Set in 1940, eighteen-year-old Juliet Armstrong is recruited into the mysterious MI5 department to monitor British Fascist sympathizers.  Atkinson writes, “‘Miss Armstrong?  Miss Armstrong, can you hear me?’ // She could, although she didn’t seem able to respond.  She was badly damaged.  Broken.  She had been hit by a car.  It might have been her own fault, she had been distracted—she had lived for so long abroad that she probably looked the wrong way when she was crossing Wigmore Street in the midsummer twilight.  Between the dark and the daylight.  ‘Miss Armstrong?’ // A policeman?  Or a paramedic.  Someone official, someone who must have looked in her bag and found something with her name on it.  She had been at a concert—Shostakovich” (3).

Eight years later, “Juliet came up from the Underground and made her way along Great Portland Street.  Checking her watch, she saw that she was surprisingly late for work.  She had overslept, a result of a late evening in the Belle Meunière in Charlotte Street with a man who had proved less and less interesting as the night had worn on.  Inertia—or ennui, perhaps—had kept her at the table, although the house specialties of Viande de boeuf Diane and Crêpes Suzette had helped. // Her somewhat lackluster dinner companion was an architect who said he was ‘rebuilding post-war London.’  ‘All on your own?’ she asked, rather unkindly.  She allowed him a—brief—kiss as he handed her into a taxi at the end of the night.  From politeness rather than desire.  He had paid for the dinner, after all, and she had been unnecessarily mean to him, although he hadn’t seemed to notice.  The whole evening had left her feeling rather sour. (7).  A boring day after a boring night.

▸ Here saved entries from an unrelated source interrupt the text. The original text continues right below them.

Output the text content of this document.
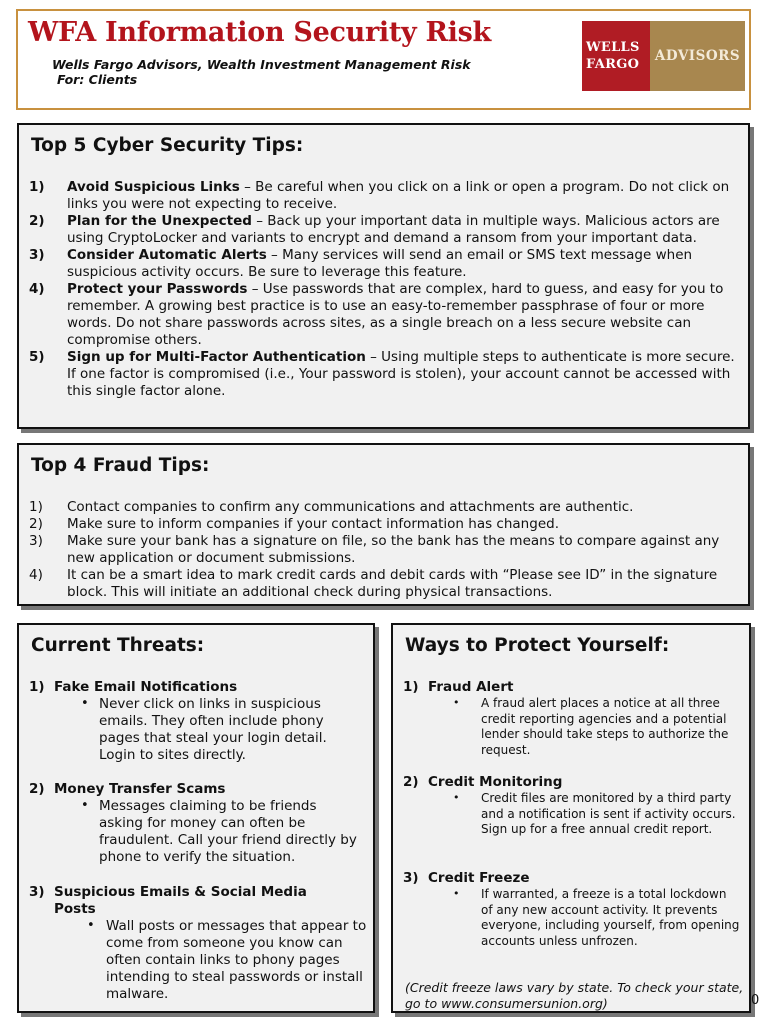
WFA Information Security Risk
Wells Fargo Advisors, Wealth Investment Management Risk
For: Clients
WELLS
FARGO
ADVISORS
Top 5 Cyber Security Tips:
1) Avoid Suspicious Links – Be careful when you click on a link or open a program. Do not click on links you were not expecting to receive.
2) Plan for the Unexpected – Back up your important data in multiple ways. Malicious actors are using CryptoLocker and variants to encrypt and demand a ransom from your important data.
3) Consider Automatic Alerts – Many services will send an email or SMS text message when suspicious activity occurs. Be sure to leverage this feature.
4) Protect your Passwords – Use passwords that are complex, hard to guess, and easy for you to remember. A growing best practice is to use an easy-to-remember passphrase of four or more words. Do not share passwords across sites, as a single breach on a less secure website can compromise others.
5) Sign up for Multi-Factor Authentication – Using multiple steps to authenticate is more secure. If one factor is compromised (i.e., Your password is stolen), your account cannot be accessed with this single factor alone.
Top 4 Fraud Tips:
1) Contact companies to confirm any communications and attachments are authentic.
2) Make sure to inform companies if your contact information has changed.
3) Make sure your bank has a signature on file, so the bank has the means to compare against any new application or document submissions.
4) It can be a smart idea to mark credit cards and debit cards with “Please see ID” in the signature block. This will initiate an additional check during physical transactions.
Current Threats:
1) Fake Email Notifications
• Never click on links in suspicious emails. They often include phony pages that steal your login detail. Login to sites directly.
2) Money Transfer Scams
• Messages claiming to be friends asking for money can often be fraudulent. Call your friend directly by phone to verify the situation.
3) Suspicious Emails & Social Media Posts
• Wall posts or messages that appear to come from someone you know can often contain links to phony pages intending to steal passwords or install malware.
Ways to Protect Yourself:
1) Fraud Alert
• A fraud alert places a notice at all three credit reporting agencies and a potential lender should take steps to authorize the request.
2) Credit Monitoring
• Credit files are monitored by a third party and a notification is sent if activity occurs. Sign up for a free annual credit report.
3) Credit Freeze
• If warranted, a freeze is a total lockdown of any new account activity. It prevents everyone, including yourself, from opening accounts unless unfrozen.
(Credit freeze laws vary by state. To check your state, go to www.consumersunion.org)	0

Kate writes, “When her coffee arrived, Juliet swallowed it down like medicine, hoping  it would perk her up for the afternoon’s onslaught, and then gazed like a clairvoyant at the coffee grounds that were left at the bottom of the small cup.  Why would Godfrey Toby refuse to acknowledge her? // He had been coming out of a bank.  That used to be his cover—bank clerk.  It was clever really, no one wanted to engage a bank clerk in conversation about his job.  Juliet used to think that someone who seemed as ordinary as Godfrey Toby must be harboring a secret—a thrilling past, a dreadful tragedy—but as time had gone by she’d realized that being ordinary was his secret.  It was the best disguise of all really, wasn’t it?

Kate Atkinson’s thrilling spy novel, Transcription, is only a few hidden moments below that of John LeCarrè.  5 Stars!